Alexandra Kollontaï: La Walkyrie de la Révolution
de Hélène Carrère d'Encausse

critiqué par Colen8, le 22 mars 2023
( - 82 ans)


La note:  étoiles
Grande figure oubliée
Trois engagements auxquels elle ne faillira jamais caractérisent la vie tumultueuse dont témoigne la biographie d’Alexandra Kollontaï (1872-1952). La protection de son fils Micha et de sa famille même si elle ne les voit qu’épisodiquement, la revendication du droit des femmes à s’épanouir hors mariage quitte à faire prendre en charge leurs enfants par la collectivité, la Révolution russe puis soviétique jusqu’à sa mort à 80 ans.
Indépendante à l’exemple de sa mère, reniant ses origines aristocratiques tout en vivant sur leur fortune au décès de ses parents la jeune Alexandra endosse cette agitation socialiste déjà largement répandue dans toute l’Europe. Dès l’âge de 30 ans son militantisme révolutionnaire hyperactif s’étoffe pour ne plus la quitter.

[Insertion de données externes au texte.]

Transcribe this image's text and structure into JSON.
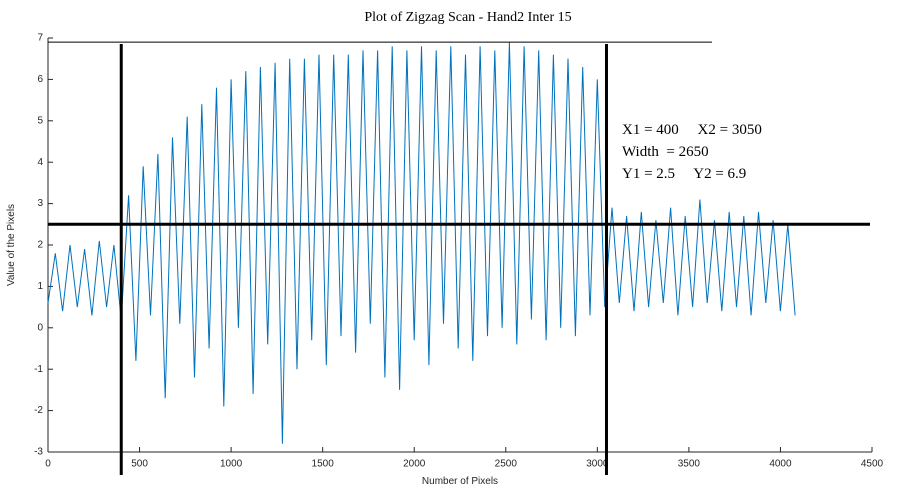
{
  "chart_data": {
    "type": "line",
    "title": "Plot of Zigzag Scan  - Hand2 Inter 15",
    "x_label": "Number of Pixels",
    "y_label": "Value of the Pixels",
    "xlim": [
      0,
      4500
    ],
    "ylim": [
      -3,
      7
    ],
    "xticks": [
      0,
      500,
      1000,
      1500,
      2000,
      2500,
      3000,
      3500,
      4000,
      4500
    ],
    "yticks": [
      -3,
      -2,
      -1,
      0,
      1,
      2,
      3,
      4,
      5,
      6,
      7
    ],
    "vlines": [
      400,
      3050
    ],
    "hlines": [
      2.5,
      6.9
    ],
    "annotations": [
      "X1 = 400     X2 = 3050",
      "Width  = 2650",
      "Y1 = 2.5     Y2 = 6.9"
    ],
    "series": [
      {
        "color": "#0072bd",
        "x": [
          0,
          40,
          80,
          120,
          160,
          200,
          240,
          280,
          320,
          360,
          400,
          440,
          480,
          520,
          560,
          600,
          640,
          680,
          720,
          760,
          800,
          840,
          880,
          920,
          960,
          1000,
          1040,
          1080,
          1120,
          1160,
          1200,
          1240,
          1280,
          1320,
          1360,
          1400,
          1440,
          1480,
          1520,
          1560,
          1600,
          1640,
          1680,
          1720,
          1760,
          1800,
          1840,
          1880,
          1920,
          1960,
          2000,
          2040,
          2080,
          2120,
          2160,
          2200,
          2240,
          2280,
          2320,
          2360,
          2400,
          2440,
          2480,
          2520,
          2560,
          2600,
          2640,
          2680,
          2720,
          2760,
          2800,
          2840,
          2880,
          2920,
          2960,
          3000,
          3040,
          3080,
          3120,
          3160,
          3200,
          3240,
          3280,
          3320,
          3360,
          3400,
          3440,
          3480,
          3520,
          3560,
          3600,
          3640,
          3680,
          3720,
          3760,
          3800,
          3840,
          3880,
          3920,
          3960,
          4000,
          4040,
          4080
        ],
        "values": [
          0.6,
          1.8,
          0.4,
          2.0,
          0.5,
          1.9,
          0.3,
          2.1,
          0.5,
          2.0,
          0.2,
          3.2,
          -0.8,
          3.9,
          0.3,
          4.2,
          -1.7,
          4.6,
          0.1,
          5.1,
          -1.2,
          5.4,
          -0.5,
          5.8,
          -1.9,
          6.0,
          0.0,
          6.2,
          -1.6,
          6.3,
          -0.4,
          6.4,
          -2.8,
          6.5,
          -1.0,
          6.5,
          -0.3,
          6.6,
          -0.9,
          6.6,
          -0.2,
          6.6,
          -0.6,
          6.7,
          0.1,
          6.7,
          -1.2,
          6.8,
          -1.5,
          6.7,
          -0.3,
          6.8,
          -0.9,
          6.7,
          0.1,
          6.8,
          -0.5,
          6.6,
          -0.8,
          6.8,
          -0.2,
          6.7,
          0.0,
          6.9,
          -0.4,
          6.8,
          0.2,
          6.7,
          -0.3,
          6.6,
          0.0,
          6.5,
          -0.2,
          6.3,
          0.3,
          6.0,
          0.5,
          2.9,
          0.6,
          2.7,
          0.4,
          2.8,
          0.5,
          2.6,
          0.6,
          2.9,
          0.3,
          2.7,
          0.5,
          3.1,
          0.6,
          2.6,
          0.4,
          2.8,
          0.5,
          2.7,
          0.3,
          2.8,
          0.6,
          2.6,
          0.4,
          2.5,
          0.3
        ]
      }
    ]
  }
}
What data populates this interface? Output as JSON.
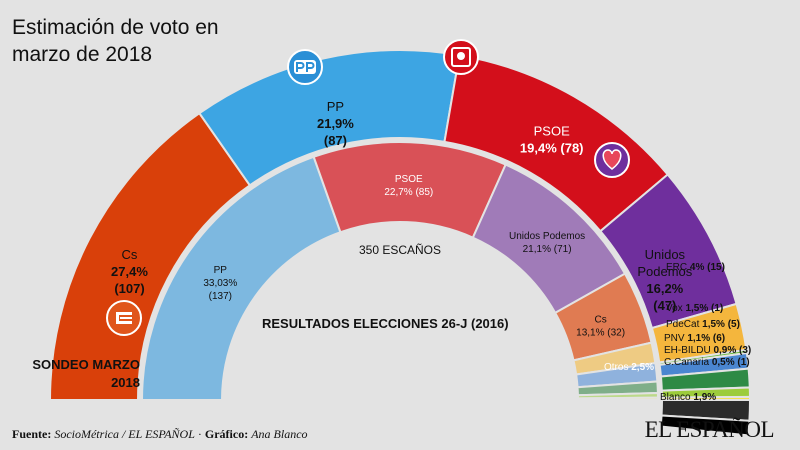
{
  "title": "Estimación de voto en marzo de 2018",
  "center_label": "350 ESCAÑOS",
  "sondeo_label": "SONDEO MARZO 2018",
  "resultados_label": "RESULTADOS ELECCIONES 26-J (2016)",
  "footer": {
    "fuente_label": "Fuente:",
    "fuente_value": "SocioMétrica / EL ESPAÑOL",
    "separator": "·",
    "grafico_label": "Gráfico:",
    "grafico_value": "Ana Blanco"
  },
  "brand": "EL ESPAÑOL",
  "icons": [
    "cs-logo-icon",
    "pp-logo-icon",
    "psoe-logo-icon",
    "podemos-logo-icon"
  ],
  "chart_data": [
    {
      "type": "half-donut",
      "name": "SONDEO MARZO 2018",
      "total_seats": 350,
      "series": [
        {
          "party": "Cs",
          "percent": "27,4%",
          "seats": "(107)",
          "value": 107,
          "color": "#d9400a"
        },
        {
          "party": "PP",
          "percent": "21,9%",
          "seats": "(87)",
          "value": 87,
          "color": "#3da5e3"
        },
        {
          "party": "PSOE",
          "percent": "19,4%",
          "seats": "(78)",
          "value": 78,
          "color": "#d30f1b"
        },
        {
          "party": "Unidos Podemos",
          "percent": "16,2%",
          "seats": "(47)",
          "value": 47,
          "color": "#6f2f9d"
        },
        {
          "party": "ERC",
          "percent": "4%",
          "seats": "(15)",
          "value": 15,
          "color": "#f4b63d"
        },
        {
          "party": "Vox",
          "percent": "1,5%",
          "seats": "(1)",
          "value": 1,
          "color": "#6dbb3a"
        },
        {
          "party": "PdeCat",
          "percent": "1,5%",
          "seats": "(5)",
          "value": 5,
          "color": "#4a86d0"
        },
        {
          "party": "PNV",
          "percent": "1,1%",
          "seats": "(6)",
          "value": 6,
          "color": "#2e8a45"
        },
        {
          "party": "EH-BILDU",
          "percent": "0,9%",
          "seats": "(3)",
          "value": 3,
          "color": "#9ccc3b"
        },
        {
          "party": "C.Canaria",
          "percent": "0,5%",
          "seats": "(1)",
          "value": 1,
          "color": "#f4e04d"
        },
        {
          "party": "Otros",
          "percent": "2,5%",
          "seats": "",
          "value": 0,
          "color": "#2b2b2b"
        },
        {
          "party": "Blanco",
          "percent": "1,9%",
          "seats": "",
          "value": 0,
          "color": "#000000"
        }
      ]
    },
    {
      "type": "half-donut",
      "name": "RESULTADOS ELECCIONES 26-J (2016)",
      "total_seats": 350,
      "series": [
        {
          "party": "PP",
          "percent": "33,03%",
          "seats": "(137)",
          "value": 137,
          "color": "#7db8e0"
        },
        {
          "party": "PSOE",
          "percent": "22,7%",
          "seats": "(85)",
          "value": 85,
          "color": "#d95157"
        },
        {
          "party": "Unidos Podemos",
          "percent": "21,1%",
          "seats": "(71)",
          "value": 71,
          "color": "#a07bb8"
        },
        {
          "party": "Cs",
          "percent": "13,1%",
          "seats": "(32)",
          "value": 32,
          "color": "#e07b52"
        },
        {
          "party": "ERC",
          "percent": "",
          "seats": "",
          "value": 9,
          "color": "#eecb83"
        },
        {
          "party": "PdeCat",
          "percent": "",
          "seats": "",
          "value": 8,
          "color": "#8fb2dd"
        },
        {
          "party": "PNV",
          "percent": "",
          "seats": "",
          "value": 5,
          "color": "#7fae89"
        },
        {
          "party": "EH-BILDU",
          "percent": "",
          "seats": "",
          "value": 2,
          "color": "#bcd98a"
        },
        {
          "party": "C.Canaria",
          "percent": "",
          "seats": "",
          "value": 1,
          "color": "#f1e89a"
        }
      ]
    }
  ]
}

Ecriture, voyages, rencontres d’intellectuels, conférences puis engagement politique seront son quotidien.
En 1905 encore loin de Lénine qu’elle rejoindra plus tard on la voit suivre avec passion les mouvements sociaux dont elle deviendra une figure marquante. Plusieurs années lui seront nécessaires pour gagner la confiance de Lénine exilé en France et ailleurs, entrer dans le cercle étroit de ses proches, puis jouer son premier rôle politique dans la révolution bolchevique d’octobre 1917 en devenant commissaire du peuple.
La chance lui ayant permis d’échapper des décennies durant aux purges de Staline à l’encontre des anciens partisans de Lénine et de tous les opposants réels ou supposés fut d’être nommée ambassadeur de l’URSS dans les pays scandinaves, Norvège, Suède, Finlande grâce à sa parfaite connaissance de leurs langues en plus des autres, français, anglais, allemand. Née deux ans après Lénine, elle meurt deux ans avant Staline.
la bibliographie d'une révolutionnaire 9 étoiles

Alexandra Kollontaï
La Walkyrie de la Révolution
éditions Pluriel
277 pages
novembre 2022

Le destin d'une féministe révolutionnaire


Alexandra Kollontaï qui a joué un rôle éminent pendant la révolution russe et après, est peu connue du grand public.
Bolchevik dès 1915, révolutionnaire bien avant le déclenchement de la Révolution, elle est, de tous les compagnons de Lénine, la seule à mourir dans son lit !
Certains commentateurs peuvent citer Molotov mais celui-ci eut un rôle obscur en 1917 et ne commença sa carrière « révolutionnaire » qu'en 1921.
L'auteure de ce livre qui, décédée il y a peu, était une grande historienne de la Russie nous livre une bibliographie riche et passionnante de cette femme née aristocrate qui n'eut cesse de choisir et de défendre la révolution.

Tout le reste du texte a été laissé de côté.